A major news event (like M-pox) leads you to believe attackers might launch more phishing attacks.
Your early warning system detects a 40% increase in activity from malware families that have affected your company before.
Each of these scenarios offers predictions with different levels of certainty. With probabilistic models in place, you can easily calculate the risks if these predictions come true.
Increasing the Software Team to 20 People: This would increase the percentage of employees with access to the source code from 11% to 20%. As a result, the likelihood of success for all identity-compromise-based attacks—and the associated risk exposure—would double, bringing the total risk exposure to $6.34 million.
Anticipating an Increase in Phishing Attacks: We can estimate how much phishing attacks might increase by looking at similar past events (like the early days of COVID). Suppose we assume a 20% rise in phishing attacks. This would impact only one attack vector, increasing its likelihood of success from 4.7% to 5.64%, leading to a mere $9,400 increase in risk exposure.
Surge in Malware Activity: A 40% increase in malware activity would mostly affect one attack vector. The likelihood of a successful malvertising attack would rise from 240% to 336%, temporarily increasing the total risk exposure by $960,000.

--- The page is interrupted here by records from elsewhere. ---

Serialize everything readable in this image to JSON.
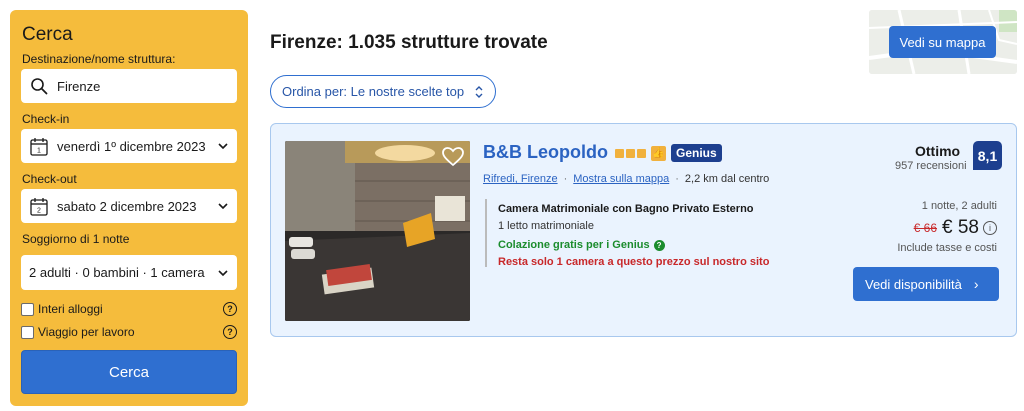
{
  "sidebar": {
    "title": "Cerca",
    "destination_label": "Destinazione/nome struttura:",
    "destination_value": "Firenze",
    "checkin_label": "Check-in",
    "checkin_value": "venerdì 1º dicembre 2023",
    "checkin_day": "1",
    "checkout_label": "Check-out",
    "checkout_value": "sabato 2 dicembre 2023",
    "checkout_day": "2",
    "stay_label": "Soggiorno di 1 notte",
    "guests_value": "2 adulti · 0 bambini · 1 camera",
    "checkbox_whole": "Interi alloggi",
    "checkbox_work": "Viaggio per lavoro",
    "help_symbol": "?",
    "search_button": "Cerca"
  },
  "header": {
    "results_title": "Firenze: 1.035 strutture trovate",
    "sort_label": "Ordina per: Le nostre scelte top",
    "map_button": "Vedi su mappa"
  },
  "property": {
    "name": "B&B Leopoldo",
    "stars": 3,
    "genius_badge": "Genius",
    "area_link": "Rifredi, Firenze",
    "map_link": "Mostra sulla mappa",
    "distance": "2,2 km dal centro",
    "room_title": "Camera Matrimoniale con Bagno Privato Esterno",
    "bed": "1 letto matrimoniale",
    "breakfast": "Colazione gratis per i Genius",
    "scarcity": "Resta solo 1 camera a questo prezzo sul nostro sito",
    "rating_word": "Ottimo",
    "reviews": "957 recensioni",
    "score": "8,1",
    "nights_guests": "1 notte, 2 adulti",
    "old_price": "€ 66",
    "price": "€ 58",
    "taxes": "Include tasse e costi",
    "availability_button": "Vedi disponibilità"
  },
  "colors": {
    "accent": "#2f6fd0",
    "sidebar_bg": "#f5bc3c",
    "genius": "#1d3f8f",
    "alert_red": "#c8282a",
    "green": "#1b8c2d"
  }
}
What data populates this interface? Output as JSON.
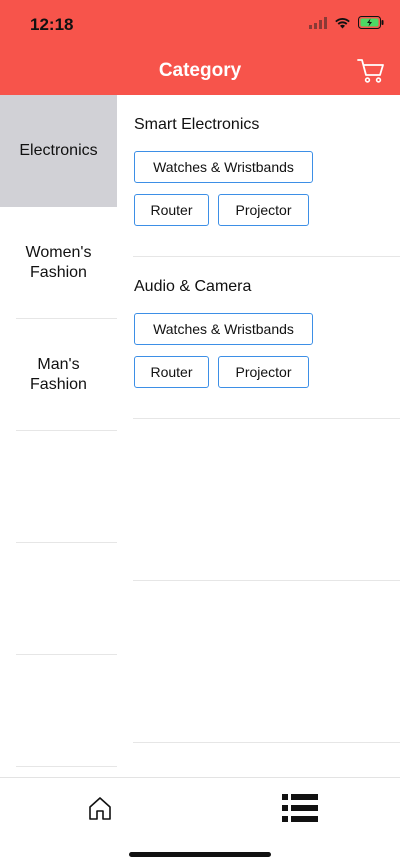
{
  "status_bar": {
    "time": "12:18"
  },
  "header": {
    "title": "Category",
    "cart_icon": "cart-icon",
    "accent_color": "#f7544b"
  },
  "sidebar": {
    "items": [
      {
        "label": "Electronics",
        "active": true
      },
      {
        "label": "Women's Fashion",
        "active": false
      },
      {
        "label": "Man's Fashion",
        "active": false
      },
      {
        "label": "",
        "active": false
      },
      {
        "label": "",
        "active": false
      },
      {
        "label": "",
        "active": false
      }
    ]
  },
  "sections": [
    {
      "title": "Smart Electronics",
      "chips": [
        "Watches & Wristbands",
        "Router",
        "Projector"
      ]
    },
    {
      "title": "Audio & Camera",
      "chips": [
        "Watches & Wristbands",
        "Router",
        "Projector"
      ]
    }
  ],
  "chip_border_color": "#3d8fe6",
  "tabbar": {
    "tabs": [
      {
        "icon": "home-icon"
      },
      {
        "icon": "list-icon"
      }
    ]
  }
}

These examples show how probabilistic threat modeling can effectively assess the impact of company changes, respond to early warning signals, and make informed decisions based on future predictions.
Conclusion
Probabilistic threat modeling is a powerful tool that goes beyond traditional risk analysis. It allows organizations to not only assess current risks and the effectiveness of security controls but also to anticipate and prepare for future threats. By incorporating predictions—whether they stem from internal changes, emerging trends, or early warning signals—companies can make more informed decisions and better allocate resources to mitigate potential risks. As demonstrated, understanding how different factors influence risk exposure enables organizations to stay ahead of threats and protect their critical assets more effectively.